Compost is key. I amend my compost and have several bins. Let them sit idol for as long as I can.
 

lakesidegrower

Well-Known Member
I run Coots in no-till. All I do is amend at up-can a handful of Kelp meal/ewc/crustacean meal and a little compost with malted barley into the hole (maybe a cup total). I usually up-can then right into flower. The Kelp Meal and compost have everything the plants need in proper ratio.

Its not feeding the plant its feeding the microbes. The NPK talk is more what the folks do that use fertilizer. I've been an organic farmer for many many years and never worried about NPK. I know what it is and how it works. But I dont worry about it. If my plants look like they need something I make a kelp/EWC slurry and water in. Wait 3 days and repeat if needed.

Been running my soil 4-5 flowering rounds annually for 6 years ... so plus 30 rounds in flower.

Compost is key. I amend my compost and have several bins. Let them sit idol for as long as I can.
You know it’s funny, I really took the time to read up about what I’m getting into, have read the standard issue books by Lowenfels etc, have read this thread through and the living soil IC thread (currently page 456 lol) - have gained a truly good understanding of the soil food web, but in the final hour before mixing in my amendments I go right back to sketching about npk... :dunce:
 

bobrown14

Well-Known Member
I forgot to mention I get annual soil tests.

So I have a good idea how the soil is performing.

Over the years I basically only had to make pH changes to my water for container gardening. I was using city water and had to filter out the gunk and now on a well with high alkalinity so have to filter out the cal/mag. In the outdoor gardens its fine in containers not so much.

Cant really say I did anything after getting soil test results. Just amend with a little bit of kelp meal and compost/ewc.

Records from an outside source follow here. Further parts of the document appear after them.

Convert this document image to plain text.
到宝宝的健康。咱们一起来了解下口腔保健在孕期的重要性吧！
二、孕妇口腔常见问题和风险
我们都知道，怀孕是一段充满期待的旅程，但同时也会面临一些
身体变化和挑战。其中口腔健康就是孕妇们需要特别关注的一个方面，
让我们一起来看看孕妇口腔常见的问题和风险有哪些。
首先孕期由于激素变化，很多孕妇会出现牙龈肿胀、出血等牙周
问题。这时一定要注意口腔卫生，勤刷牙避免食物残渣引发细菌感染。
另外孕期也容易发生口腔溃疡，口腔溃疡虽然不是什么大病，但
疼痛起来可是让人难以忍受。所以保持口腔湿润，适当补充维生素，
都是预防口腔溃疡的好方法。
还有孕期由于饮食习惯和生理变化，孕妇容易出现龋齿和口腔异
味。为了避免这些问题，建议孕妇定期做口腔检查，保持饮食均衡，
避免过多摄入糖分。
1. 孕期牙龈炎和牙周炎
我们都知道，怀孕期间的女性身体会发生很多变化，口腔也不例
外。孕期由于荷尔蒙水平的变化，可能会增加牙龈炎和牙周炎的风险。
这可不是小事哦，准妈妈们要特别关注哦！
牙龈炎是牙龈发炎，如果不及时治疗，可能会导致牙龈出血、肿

The quality of the compost/ewc is crucial. I will spend time collecting wild caught leaf mold from the forest its good stuff. We use that and mulch outdoors and toss some in the vermi-bins.
 

lakesidegrower

Well-Known Member
I forgot to mention I get annual soil tests.

So I have a good idea how the soil is performing.

Over the years I basically only had to make pH changes to my water for container gardening. I was using city water and had to filter out the gunk and now on a well with high alkalinity so have to filter out the cal/mag. In the outdoor gardens its fine in containers not so much.

Cant really say I did anything after getting soil test results. Just amend with a little bit of kelp meal and compost/ewc. The quality of the compost/ewc is crucial. I will spend time collecting wild caught leaf mold from the forest its good stuff. We use that and mulch outdoors and toss some in the vermi-bins.
I have a thriving forest in my backyard, have collected a tub of leaf mould, underneath it was just a thick layer of castings, it was kinda wild to find actually, the layers were defined enough that I was able to separate the castings from the humus. I added about 3 gal of the humus into 6 cu ft of base soil, will probably toss in a gallon or two of the bush castings. I let it sit in a bin for a while to see what ended up crawling around, saw rove beetles popping up which was cool. I think it should make a great addition to the soil, the texture is like a blend of peat, compost and leaf mould.
 

unfiltered

Well-Known Member
Compost is key. I amend my compost and have several bins. Let them sit idol for as long as I can.
Hi, I'm on my first cycle of no till with Coot's mix also. This grow method is so awesome as it's way less work; and the plants are growing and flowering at a rate I've never seen before. Every plant is frosty with fat buds. I also use blumat with blusoak so that also contributes to the crazy fast grow.

Anyway, when you said you amend the compost do you actually mean that you put meals (i.e. kelp, crab, etc) in your compost first and let the microbes process them before you put the amended compost in your no till pots/raised beds? Comes to think of it, this is almost like vermacomposting where we let the worms process the amendments, food scraps, etc and harvest the worm casting.
 

thisbuds4u101

Well-Known Member
Are you familiar with Holly Michigan? I understand Green Rush Farms is a reliable source for clones. Do you know anything about them looking for a good legit clone source.